Sometimes it’s the little things – the small issues that aren’t actually what we do (ie, not data-related, or processes, or whatever) – that drive you the most crazy. The things that make you roll your eyes and think “Who would ever work in tech?”, like trying to make a printer work, or whatever.
Except we do!
I think I’m still mostly able to solve these things better than most (although nowadays I’m more likely to let my kids do that), but still there are things that frustrate me and make me roll my eyes.
I don’t think this is quite what Deepthi Goguri is asking about in her T-SQL Tuesday topic for this month, but she does ask about “technological problems”, and I think this kind of thing is fair enough.
Regular readers of my blog will have read about my frustrations at getting things working on a Snapdragon processor. I didn’t manage to solve that one, but let me tell you about something which I did solve, that just seems like a stupid little thing.
I lost the ability to sign in to laptop I was given.
I’d been sent a laptop to work for a client. I’d plugged it in at home, and everything was fine, but then I working elsewhere and needed to use it, and I couldn’t log in. It kept telling me that my password was wrong, and yet I was making sure to type it very carefully. The “show the password” thing was disabled, so I couldn’t check it that way.
I wasn’t anywhere near their network, which would’ve let me set the password in M365, so that wasn’t going to work. I’ve done that before when I’ve had trouble with a password. One time I had changed my password within M365 after getting an alert that the password was going to expire, and found myself locked out of a laptop I was using – fixed by connecting to their WiFi and then logging in with the new password. But this wasn’t an option for this one.

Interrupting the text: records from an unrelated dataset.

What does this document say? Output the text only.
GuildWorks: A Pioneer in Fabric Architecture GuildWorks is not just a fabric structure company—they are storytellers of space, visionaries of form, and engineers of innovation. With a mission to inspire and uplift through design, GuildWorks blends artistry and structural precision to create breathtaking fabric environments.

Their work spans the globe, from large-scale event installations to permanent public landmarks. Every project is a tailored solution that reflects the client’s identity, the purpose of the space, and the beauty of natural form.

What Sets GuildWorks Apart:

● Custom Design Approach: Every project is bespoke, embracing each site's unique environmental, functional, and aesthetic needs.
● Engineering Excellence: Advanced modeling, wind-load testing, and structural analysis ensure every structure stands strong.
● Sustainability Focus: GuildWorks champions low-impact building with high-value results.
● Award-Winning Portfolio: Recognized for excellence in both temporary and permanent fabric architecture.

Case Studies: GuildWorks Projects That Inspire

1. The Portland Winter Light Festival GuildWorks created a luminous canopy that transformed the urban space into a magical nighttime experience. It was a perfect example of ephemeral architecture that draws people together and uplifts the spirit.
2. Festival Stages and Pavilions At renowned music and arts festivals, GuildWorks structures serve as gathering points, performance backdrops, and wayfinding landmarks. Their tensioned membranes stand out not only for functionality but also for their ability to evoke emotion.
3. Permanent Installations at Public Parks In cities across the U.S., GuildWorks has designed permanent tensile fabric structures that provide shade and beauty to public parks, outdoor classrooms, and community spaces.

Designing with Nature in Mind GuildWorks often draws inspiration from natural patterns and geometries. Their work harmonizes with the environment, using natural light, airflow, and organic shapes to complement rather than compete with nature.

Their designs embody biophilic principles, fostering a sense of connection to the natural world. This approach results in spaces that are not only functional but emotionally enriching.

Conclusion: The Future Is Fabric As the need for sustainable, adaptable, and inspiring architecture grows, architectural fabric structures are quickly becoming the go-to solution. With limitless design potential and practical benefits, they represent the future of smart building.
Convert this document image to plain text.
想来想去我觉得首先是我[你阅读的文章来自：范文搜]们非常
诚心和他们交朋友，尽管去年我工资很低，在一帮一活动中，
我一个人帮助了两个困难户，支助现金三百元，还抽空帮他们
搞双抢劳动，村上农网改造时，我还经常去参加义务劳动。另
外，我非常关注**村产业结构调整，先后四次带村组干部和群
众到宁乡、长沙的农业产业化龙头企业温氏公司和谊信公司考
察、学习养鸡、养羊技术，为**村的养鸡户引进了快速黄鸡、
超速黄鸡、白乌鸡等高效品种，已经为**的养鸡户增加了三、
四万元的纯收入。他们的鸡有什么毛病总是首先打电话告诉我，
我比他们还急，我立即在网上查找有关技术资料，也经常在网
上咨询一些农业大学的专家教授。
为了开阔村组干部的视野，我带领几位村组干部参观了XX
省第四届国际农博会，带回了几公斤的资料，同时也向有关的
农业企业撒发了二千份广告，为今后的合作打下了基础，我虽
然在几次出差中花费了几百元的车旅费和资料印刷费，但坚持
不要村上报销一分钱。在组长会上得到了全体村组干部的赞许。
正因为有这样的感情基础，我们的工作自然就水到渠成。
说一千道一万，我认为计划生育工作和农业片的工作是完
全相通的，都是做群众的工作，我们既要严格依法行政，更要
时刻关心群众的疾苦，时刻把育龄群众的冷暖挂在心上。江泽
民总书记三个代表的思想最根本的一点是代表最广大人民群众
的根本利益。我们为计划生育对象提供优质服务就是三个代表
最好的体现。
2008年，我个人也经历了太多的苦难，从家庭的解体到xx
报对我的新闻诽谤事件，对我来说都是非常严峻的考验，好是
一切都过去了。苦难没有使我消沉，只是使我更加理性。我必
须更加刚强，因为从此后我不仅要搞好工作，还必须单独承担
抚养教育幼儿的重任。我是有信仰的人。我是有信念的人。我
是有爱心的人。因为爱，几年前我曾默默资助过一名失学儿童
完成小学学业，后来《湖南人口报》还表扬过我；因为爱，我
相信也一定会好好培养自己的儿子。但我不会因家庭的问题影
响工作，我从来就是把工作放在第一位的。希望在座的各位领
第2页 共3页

And then I saw the answer.
One of the keys wasn’t working. I’d been typing the word, and was sure it was correct, but the number of dots on the screen was short by one. When I typed it slowly watching the screen (instead of the keyboard), I saw that one of the letters didn’t appear. Ok, it was a number, but still. I picked up a portable bluetooth keyboard, paired it to the laptop, and logged in first time. Now that keyboard lives permanently in my bag, which also means I have an option for using a keyboard for my phone or whatever else I might want one for.
Being this is a really cheap and light keyboard – it’s not my favourite portable keyboard, which is a Microsoft one that has a touchpad on it. That one uses a USB dongle which seems to have disappeared, and it has now been retired to a box of stuff that will be thrown out when I’m ready for the dongle to turn up again.
Hooray for the things that keep us grounded. For those things that help remind us that technology can still drive us up the wall, even though the rest of the world thinks we’re experts in every kind of tech.